Telewizor nie zachwyca swoim wyglądem. Tuż po rozpakowaniu, na pierwszy rzut oka prezentował się dobrze. Prosty design i oszczędna forma, dzięki którym żaden z elementów nie odciągał uwagi od ekranu – tak jak być powinno. Skromne oznaczenia marki oraz producenta, a także symbole interfejsu w prawym dolnym rogu nie mogły konkurować z podświetlonym panelem. Niestety, po nieźle zapowiadających się wstępnych obserwacjach, efekt popsuła jakość wykończenia.
Ekran LCD otacza czarna ramka o matowej powierzchni. Na dole znajdziemy dobudowany panel, który kryje głośniki oraz interfejs. Niestety został stworzony z lekko polerowanego materiału i choć nie przyciąga refleksów światła, to jest mocno podatny na zarysowania. Ramę telewizora okala tandetna plastikowa okowa, która miała w założeniu imitować kryształ.
Jeśli chodzi o jakość wykonania, też nie mogę pochwalić projektantów telewizora. Poszczególne elementy nie są idealnie spasowane. Dobrze, że urządzenia nie musimy trzymać w dłoniach – obudowa niepokojąco trzeszczy i ugina się już przy lekkim nacisku.
Podczas gdy sam odbiornik nie wzbudził w nas podziwu, to kwestia stopy wygląda zupełnie inaczej. Solidna podstawa, na której zostało osadzone urządzenie nie jest wysoka. Ponadto wzorem pozostałych telewizorów Toshiby, baza została przekryta półprzeźroczystą taflą szkła. Gust i styl – tylko szkoda że tak mało.

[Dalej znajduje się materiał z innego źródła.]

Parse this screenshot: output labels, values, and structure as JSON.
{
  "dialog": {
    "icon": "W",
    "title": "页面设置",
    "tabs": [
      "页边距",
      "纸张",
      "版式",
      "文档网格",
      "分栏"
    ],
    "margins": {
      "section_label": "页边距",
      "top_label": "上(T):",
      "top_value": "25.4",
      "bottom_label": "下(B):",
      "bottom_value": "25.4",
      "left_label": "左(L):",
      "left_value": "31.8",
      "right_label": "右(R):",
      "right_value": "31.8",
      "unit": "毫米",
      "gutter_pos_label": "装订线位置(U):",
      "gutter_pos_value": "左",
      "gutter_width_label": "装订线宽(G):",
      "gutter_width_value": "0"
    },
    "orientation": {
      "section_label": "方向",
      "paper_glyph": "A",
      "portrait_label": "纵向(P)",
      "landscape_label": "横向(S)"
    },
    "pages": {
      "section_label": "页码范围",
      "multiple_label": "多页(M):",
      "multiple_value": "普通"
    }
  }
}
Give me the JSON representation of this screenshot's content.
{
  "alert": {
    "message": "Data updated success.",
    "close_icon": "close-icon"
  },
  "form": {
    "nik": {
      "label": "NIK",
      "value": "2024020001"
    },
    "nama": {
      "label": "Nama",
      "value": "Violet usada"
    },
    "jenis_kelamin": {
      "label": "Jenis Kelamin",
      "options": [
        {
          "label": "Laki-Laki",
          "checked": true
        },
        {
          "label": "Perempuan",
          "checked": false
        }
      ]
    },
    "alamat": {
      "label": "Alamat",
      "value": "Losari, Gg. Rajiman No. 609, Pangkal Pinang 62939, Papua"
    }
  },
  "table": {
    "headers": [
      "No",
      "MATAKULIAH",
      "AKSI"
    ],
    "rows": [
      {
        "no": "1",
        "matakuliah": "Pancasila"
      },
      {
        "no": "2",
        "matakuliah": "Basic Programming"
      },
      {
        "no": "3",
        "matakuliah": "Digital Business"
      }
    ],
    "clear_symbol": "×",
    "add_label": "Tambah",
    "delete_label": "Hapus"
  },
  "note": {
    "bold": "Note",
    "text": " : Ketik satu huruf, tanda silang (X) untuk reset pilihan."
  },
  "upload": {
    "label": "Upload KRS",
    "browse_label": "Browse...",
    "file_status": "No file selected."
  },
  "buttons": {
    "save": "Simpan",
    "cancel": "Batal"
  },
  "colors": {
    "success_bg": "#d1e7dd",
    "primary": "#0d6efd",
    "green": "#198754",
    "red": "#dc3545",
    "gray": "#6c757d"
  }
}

Gniazda we wspomnianym telewizorze zostały zlokalizowane z tyłu, po lewej stronie ekranu w dwupłaszczyznowym ułożeniu. Na dole zostały ulokowane stale używane złącza – między innymi antenowe, HDMI, Ethernet oraz wejścia pod przejściówki na SCART i PC. Te kable z reguły podpinamy raz i zapominamy o nich, aż do przeprowadzki. Porty są skierowane do dołu, zgodnie z naturalnym ułożeniem przewodów. Ta sekcja została też przekryta ażurową płytą zapewniającą lepsze odprowadzenie ciepła.
Pionowa sekcja portów została uzbrojona w gniazda najczęściej wykorzystywane – na przykład USB, CI, czy też audio. Znajdziemy tu także dodatkowe złącza HDMI, dla innych urządzeń peryferyjnych. Niestety tutaj też przyjdzie nam podpinać wtyki kompozytowe i komponentowe. Rozlokowanie poszczególnych gniazd zostało dobrze pomyślane. Jest tam wystarczająco dużo miejsca, aby swobodnie odpiąć poszczególne kable, czy pamięci przenośne, bez obaw o odłączenie innego sprzętu.
Toshiba 42VL863 dysponuje następującymi złączami:
Jak widać telewizor Toshiby jest przygotowany praktycznie na wszystkie urządzenia z tej i poprzedniej generacji. Nie brakuje przejściówek, a konsument otrzymuje pełny wachlarz możliwości. Za to, producentowi należą się gromkie brawa.
Podobnie jak w innych telewizorach tego producenta, dotykowy panel ręcznego sterowania został umiejscowiony w prawym dolnym rogu ekranu. Towarzyszy im pojedyncza dioda podświetlająca na nieagresywny, niebieski kolor symbol zasilania sieciowego. Ktoś mógłby narzekać, że interfejs jest niewidoczny i trudno dostępny. Nie oszukujmy się jednak – z tego sposoby nawigacji nie będziemy korzystać zbyt często.
Pilot zdalnego sterowania wypadł w naszych oczach bardzo dobrze. Jest podobny, jeśli nie identyczny do pilota, który został dołączony do ZL1. Smukła konstrukcja, ma gustowną i oszczędną formę. Przyciski nie są porozrzucane, ale sprawiają wrażenie poukładanych. Ich rozmieszczenie zostało dobrze przemyślane. W jednej chwili możemy mieć pod kciukiem wszystkie najważniejsze funkcje. Dodatkowo, gdy nie korzystamy z dolnej części pilota, na której ulokowano funkcje związane z odtwarzaniem filmów, możemy ją zakryć przesuwną, metalową osłoną.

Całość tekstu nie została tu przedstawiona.